2: Perhaps it is not a matter of finding good algorithms and more of a known and well understood tradeoff between being correct (with respect to the Unicode standard) and efficient at the 'cost' of having an API that may be slightly different from what you may be used to (in languages that perhaps do not care about unicode correctness or efficiency).
3: Perhaps it is again not as much a poor choice as a tradeoff. For each possible other way of modelling a String API there would be different issues. For instance in C you could have a byte buffer and you would be responsible for knowing whether they are ascii or UTF-8 or even sequences of multibyte UTF-8 strings that combine into single visible entities (the concept that is eactly modelled by the Character type - also referred to as an Extended Grapheme Cluster). Indexing here is fast, but handling the contents of the buffer is now entirely up to the user. There are really, really many benefits of the way that String is modelled in Swift - and the way I see it is that the language is completely taking care of issues that are very, very hard to deal with.
But there is a down side - namely that you are forced to consider the implications of referencing a Character inside a String. Although grasping this is not trivial, I still think that it is a good tradeoff, because day to day I don't have to deal with unicode, character encoding or anything like that. Strings simply do the work for me!
It’s not about it trying to be it or not. Good parts of programming languages make it convenient to express your thought in natural way. Bad parts sacrifice syntax to make it easy for machine to work efficiently.
Which one is most natural?
What’s the third character of my name?
What’s the third character after starting index of my character?
What’s the next character after the next character of the starting index?
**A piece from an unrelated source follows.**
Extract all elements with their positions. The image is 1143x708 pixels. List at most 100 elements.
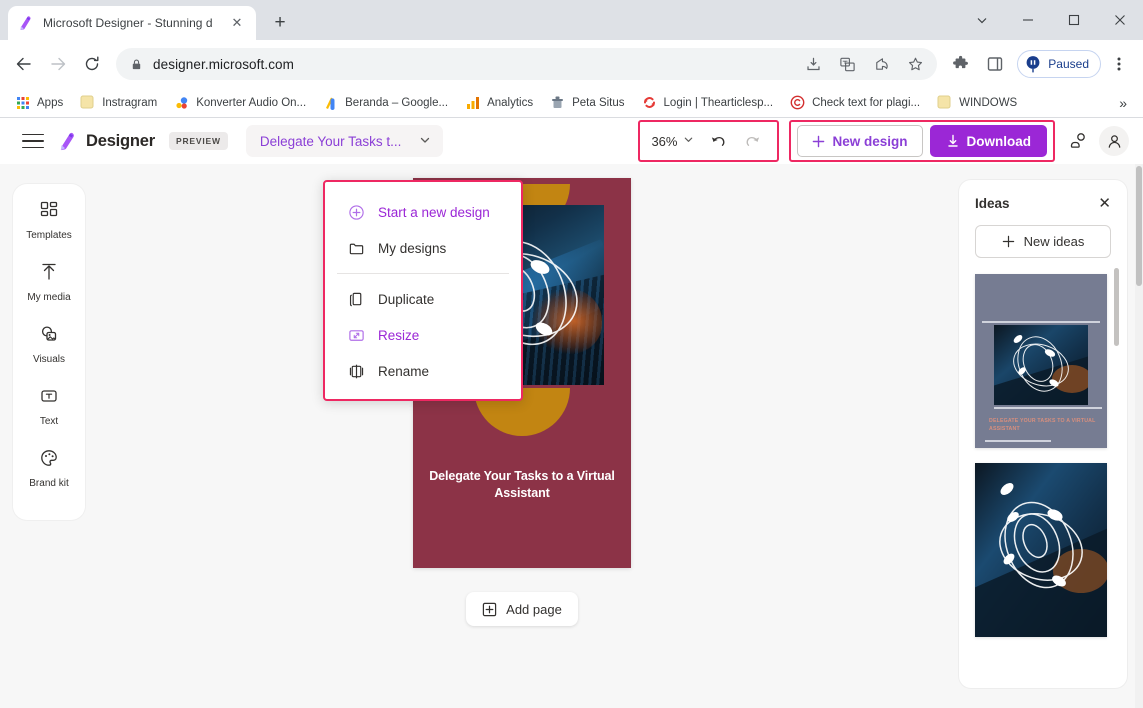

Programming languages aim for natural syntax and Swift is one of the greatest I have seen so far. But I don’t like the excuses of strings not trying to be like arrays (because that’s not true, strings are NATURALLY like arrays) or that it’s a niche problem to grab n character of a text. I can understand that the hardware is still slow and making it indexed would be too heavy, but that’s just this. Call it by name: it’s a flaw. Not a design choice, not conscious ignorance of niche problem, but a sacrifice. And in the future it should be possible to talk to strings by positions, simply.
I think that a real jump in processing power would make this optimization marginal. Just like today you won’t name your files short to save memory and performance, because it’s marginal. It’s always relative. Optimizations become micro-optimizations when hardware becomes better. That’s why languages become more and more natural and just fun to write and read.
When it comes to Unicode, that statement is false. Even UTF-32 has multi-word characters. Arrays (in programming) contain fixed-sized elements. Unicode characters are not fixed-length. It is exactly your misconception that Swift is trying to avoid.
Edit: Strings are like arrays, but they aren't arrays. This difference is important enough that Swift code devs feel it should not be papered over.
At this point I think it's best to drop the topic or revive (with good effort put forth in the revival) an old discussion around improving the ergonomics of the String API.
Swift's string API was intentionally designed around unicode correctness and hiding potential pitfalls related to working with unicode strings. To say it is a flawed is flat out wrong and hurts your argument. It might not be an API you're used to working in other languages, but it is a good API for working with strings in a unicode safe manner. And part of that is giving up the notion that indexing into strings to get the n-th character is always going to be a constant time operation, it is not.